Last minute addition to this issue of Buncha Books:
Math Curse by Jon Scieszka and Lane Smith is a children's book that I heard of somewhere along the line that sounded interesting, so I
Bookmooched it. It arrived yesterday and I read it to my middle two kids last night before bed. LOVED it! If you're a math geek like I occasionally impersonate or even if you spent your school career in fear of math, you will find this book really amusing. It's about a kid who thinks his math teacher, Mrs. Fibonacci, put a math curse on him because he can't stop thinking of EVERYTHING as a math problem. It's a fun book and your kids may enjoy actually figuring out some of the problems, like:
I pull out my money.
I have a $5 bill, a $1 bill, a quarter, and a penny. George Washington is on both the quarter and the $1 bill.
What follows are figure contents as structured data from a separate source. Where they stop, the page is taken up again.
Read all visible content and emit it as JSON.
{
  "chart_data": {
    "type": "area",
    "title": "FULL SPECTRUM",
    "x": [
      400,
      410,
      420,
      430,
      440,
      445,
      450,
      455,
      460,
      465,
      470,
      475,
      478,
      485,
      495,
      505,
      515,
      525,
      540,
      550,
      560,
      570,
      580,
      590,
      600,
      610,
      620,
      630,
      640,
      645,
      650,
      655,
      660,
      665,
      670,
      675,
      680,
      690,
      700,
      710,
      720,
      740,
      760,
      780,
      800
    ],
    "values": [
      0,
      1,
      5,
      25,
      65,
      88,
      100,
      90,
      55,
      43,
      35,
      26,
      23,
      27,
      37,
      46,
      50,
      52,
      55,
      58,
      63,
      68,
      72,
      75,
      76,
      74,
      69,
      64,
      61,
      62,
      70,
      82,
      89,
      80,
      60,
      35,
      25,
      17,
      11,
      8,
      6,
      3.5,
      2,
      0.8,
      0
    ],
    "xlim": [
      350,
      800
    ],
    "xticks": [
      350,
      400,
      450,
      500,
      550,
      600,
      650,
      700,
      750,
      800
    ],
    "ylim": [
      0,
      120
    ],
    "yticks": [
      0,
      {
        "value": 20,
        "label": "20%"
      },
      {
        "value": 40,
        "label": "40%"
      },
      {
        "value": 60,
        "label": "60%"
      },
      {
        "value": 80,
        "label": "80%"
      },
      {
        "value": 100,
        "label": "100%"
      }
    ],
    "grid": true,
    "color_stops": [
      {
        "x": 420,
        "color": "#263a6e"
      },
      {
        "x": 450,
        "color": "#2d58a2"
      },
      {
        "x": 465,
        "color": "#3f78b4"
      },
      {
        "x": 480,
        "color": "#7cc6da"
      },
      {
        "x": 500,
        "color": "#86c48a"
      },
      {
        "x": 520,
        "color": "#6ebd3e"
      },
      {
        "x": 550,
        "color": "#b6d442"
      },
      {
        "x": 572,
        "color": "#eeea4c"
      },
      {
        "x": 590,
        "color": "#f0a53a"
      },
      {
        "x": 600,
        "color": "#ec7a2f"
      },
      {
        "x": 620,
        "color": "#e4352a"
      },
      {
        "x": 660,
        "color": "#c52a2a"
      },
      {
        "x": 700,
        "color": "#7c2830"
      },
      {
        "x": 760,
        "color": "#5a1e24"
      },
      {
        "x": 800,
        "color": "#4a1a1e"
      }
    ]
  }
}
Abraham Lincoln is on both the penny and the $5 bill.
So which is true:
a. 1 Washington equals 25 Lincolns.
b. 5 Washingtons equal 1 Lincoln.
c. 1 Washington equals 100 Lincolns.
d. 1 Lincoln equals 20 Washingtons.
Don't forget to show your work.
Extra credit: How do you think Thomas Jefferson feels about all of this?
By the end of the day the kid feels like this:
I am now a raving math lunatic.
What if this keeps up for a whole year?
How many minutes of math madness would that be?
"What's your problem?" says my sister.
"365 days x 24 hours x 60 minutes," I snarl.
My kids both thought this book was great! I can't wait to read it again.